Uma das medidas do “Mais Habitação” que tem levantado mais dúvidas em termos legais é mesmo o arrendamento obrigatório de casas devolutas, que visa aumentar a oferta de casas para arrendar em Portugal. Mas António Costa logo descartou quaisquer dúvidas, argumentando que, em termos constitucionais, o “direito de propriedade” não se pode sobrepor a outros direitos fundamentais, como o “direito à habitação”.

“Não tenho a mais pequena dúvida de que este pacote vai aumentar a litigância", admite José de Matos Correia, da sociedade de advogados CMS.
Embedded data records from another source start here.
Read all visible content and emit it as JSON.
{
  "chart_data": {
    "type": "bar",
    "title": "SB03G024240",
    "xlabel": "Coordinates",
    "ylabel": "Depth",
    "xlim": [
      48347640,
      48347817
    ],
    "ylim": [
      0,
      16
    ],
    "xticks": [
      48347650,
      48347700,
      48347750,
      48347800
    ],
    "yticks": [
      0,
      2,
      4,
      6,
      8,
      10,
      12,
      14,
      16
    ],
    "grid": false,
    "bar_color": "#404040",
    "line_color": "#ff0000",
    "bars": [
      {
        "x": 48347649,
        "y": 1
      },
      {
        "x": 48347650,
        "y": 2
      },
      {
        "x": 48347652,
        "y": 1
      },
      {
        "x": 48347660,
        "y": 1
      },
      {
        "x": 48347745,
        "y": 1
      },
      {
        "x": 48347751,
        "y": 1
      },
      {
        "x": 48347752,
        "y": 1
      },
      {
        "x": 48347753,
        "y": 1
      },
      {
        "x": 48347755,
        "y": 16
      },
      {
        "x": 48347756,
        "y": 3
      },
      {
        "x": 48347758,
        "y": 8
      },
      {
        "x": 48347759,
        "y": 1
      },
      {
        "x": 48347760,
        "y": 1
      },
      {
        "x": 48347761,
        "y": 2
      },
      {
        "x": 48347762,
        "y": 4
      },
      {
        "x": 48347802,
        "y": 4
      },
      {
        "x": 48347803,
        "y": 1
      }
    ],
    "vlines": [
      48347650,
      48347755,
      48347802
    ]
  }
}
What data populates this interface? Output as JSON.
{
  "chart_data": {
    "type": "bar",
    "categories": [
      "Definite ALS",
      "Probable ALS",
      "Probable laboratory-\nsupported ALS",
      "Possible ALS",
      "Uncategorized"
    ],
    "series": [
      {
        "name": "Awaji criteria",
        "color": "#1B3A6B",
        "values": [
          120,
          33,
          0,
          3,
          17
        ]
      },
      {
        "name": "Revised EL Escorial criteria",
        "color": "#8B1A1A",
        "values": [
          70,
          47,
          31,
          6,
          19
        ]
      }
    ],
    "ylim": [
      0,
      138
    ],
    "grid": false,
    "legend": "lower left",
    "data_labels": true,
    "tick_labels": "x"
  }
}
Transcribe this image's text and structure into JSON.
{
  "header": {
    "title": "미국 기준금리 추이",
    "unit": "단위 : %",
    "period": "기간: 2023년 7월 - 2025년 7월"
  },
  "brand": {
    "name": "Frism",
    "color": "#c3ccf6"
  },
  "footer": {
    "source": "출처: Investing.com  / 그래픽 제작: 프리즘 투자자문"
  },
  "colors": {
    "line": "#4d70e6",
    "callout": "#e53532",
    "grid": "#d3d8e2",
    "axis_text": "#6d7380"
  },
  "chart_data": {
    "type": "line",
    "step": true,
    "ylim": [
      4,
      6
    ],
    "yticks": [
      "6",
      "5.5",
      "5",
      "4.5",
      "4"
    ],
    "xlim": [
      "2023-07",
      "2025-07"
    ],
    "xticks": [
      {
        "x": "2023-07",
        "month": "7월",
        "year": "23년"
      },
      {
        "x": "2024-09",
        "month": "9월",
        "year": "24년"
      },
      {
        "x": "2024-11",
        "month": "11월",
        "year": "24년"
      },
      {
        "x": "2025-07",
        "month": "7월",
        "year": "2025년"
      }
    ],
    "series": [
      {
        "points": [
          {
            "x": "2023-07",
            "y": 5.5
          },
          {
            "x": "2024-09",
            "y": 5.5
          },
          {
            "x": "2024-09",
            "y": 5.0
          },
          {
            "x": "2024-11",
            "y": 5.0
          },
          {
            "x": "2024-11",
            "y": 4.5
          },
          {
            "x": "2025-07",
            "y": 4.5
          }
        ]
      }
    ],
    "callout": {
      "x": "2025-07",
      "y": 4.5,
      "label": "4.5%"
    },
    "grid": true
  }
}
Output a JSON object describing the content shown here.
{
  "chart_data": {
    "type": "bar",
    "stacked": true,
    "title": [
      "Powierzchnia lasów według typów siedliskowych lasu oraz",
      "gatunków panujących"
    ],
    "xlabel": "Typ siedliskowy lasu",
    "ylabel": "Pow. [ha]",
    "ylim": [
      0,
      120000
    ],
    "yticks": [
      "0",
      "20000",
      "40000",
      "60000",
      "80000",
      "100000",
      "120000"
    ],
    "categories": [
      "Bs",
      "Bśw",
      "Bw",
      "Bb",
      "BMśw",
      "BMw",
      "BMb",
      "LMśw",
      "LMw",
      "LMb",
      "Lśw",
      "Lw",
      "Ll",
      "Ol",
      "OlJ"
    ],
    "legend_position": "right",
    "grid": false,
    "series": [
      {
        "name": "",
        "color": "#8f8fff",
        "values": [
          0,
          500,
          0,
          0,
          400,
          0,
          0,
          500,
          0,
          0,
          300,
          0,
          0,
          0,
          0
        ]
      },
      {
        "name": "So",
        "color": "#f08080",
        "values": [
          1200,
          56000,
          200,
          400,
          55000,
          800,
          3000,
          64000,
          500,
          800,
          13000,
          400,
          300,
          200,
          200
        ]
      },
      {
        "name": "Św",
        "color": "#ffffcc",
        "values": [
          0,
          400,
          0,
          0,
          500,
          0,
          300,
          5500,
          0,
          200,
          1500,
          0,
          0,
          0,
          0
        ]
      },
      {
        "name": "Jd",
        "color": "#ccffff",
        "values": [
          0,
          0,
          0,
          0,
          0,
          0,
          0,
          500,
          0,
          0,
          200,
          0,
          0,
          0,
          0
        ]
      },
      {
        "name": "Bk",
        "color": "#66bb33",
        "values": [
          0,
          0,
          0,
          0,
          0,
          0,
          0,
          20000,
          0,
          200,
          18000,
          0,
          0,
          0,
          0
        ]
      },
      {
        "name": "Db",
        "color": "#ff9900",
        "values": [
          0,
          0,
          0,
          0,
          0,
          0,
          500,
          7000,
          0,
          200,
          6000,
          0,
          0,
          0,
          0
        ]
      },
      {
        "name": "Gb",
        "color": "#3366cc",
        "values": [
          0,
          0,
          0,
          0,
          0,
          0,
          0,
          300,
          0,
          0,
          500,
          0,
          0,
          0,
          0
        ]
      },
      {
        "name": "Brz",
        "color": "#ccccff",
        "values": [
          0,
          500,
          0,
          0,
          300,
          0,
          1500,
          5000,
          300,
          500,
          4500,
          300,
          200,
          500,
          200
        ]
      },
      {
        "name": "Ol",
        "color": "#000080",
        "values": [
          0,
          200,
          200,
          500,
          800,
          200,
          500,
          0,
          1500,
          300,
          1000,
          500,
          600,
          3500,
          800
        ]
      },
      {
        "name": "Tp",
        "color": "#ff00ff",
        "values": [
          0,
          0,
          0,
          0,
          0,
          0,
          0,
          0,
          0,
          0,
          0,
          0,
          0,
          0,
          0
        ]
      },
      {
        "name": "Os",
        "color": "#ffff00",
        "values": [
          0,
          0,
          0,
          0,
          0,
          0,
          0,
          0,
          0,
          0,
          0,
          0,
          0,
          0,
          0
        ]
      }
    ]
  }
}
Sobre o arrendamento forçado de casas devolutas, o jurista José de Matos Correia, da sociedade de advogados CMS, referiu que o desenho final da medida será relevante para determinar se esta é ou não equilibrada face ao que tem sido o entendimento do Tribunal Constitucional em matéria de direito de uso e direito de propriedade, disse na conferência "Mais Habitação - Proteção, regulação ou travão", organizada pelo Jornal Económico e pelo Novo Semanário, que decorreu esta terça-feira, dia 7 de março, em Lisboa.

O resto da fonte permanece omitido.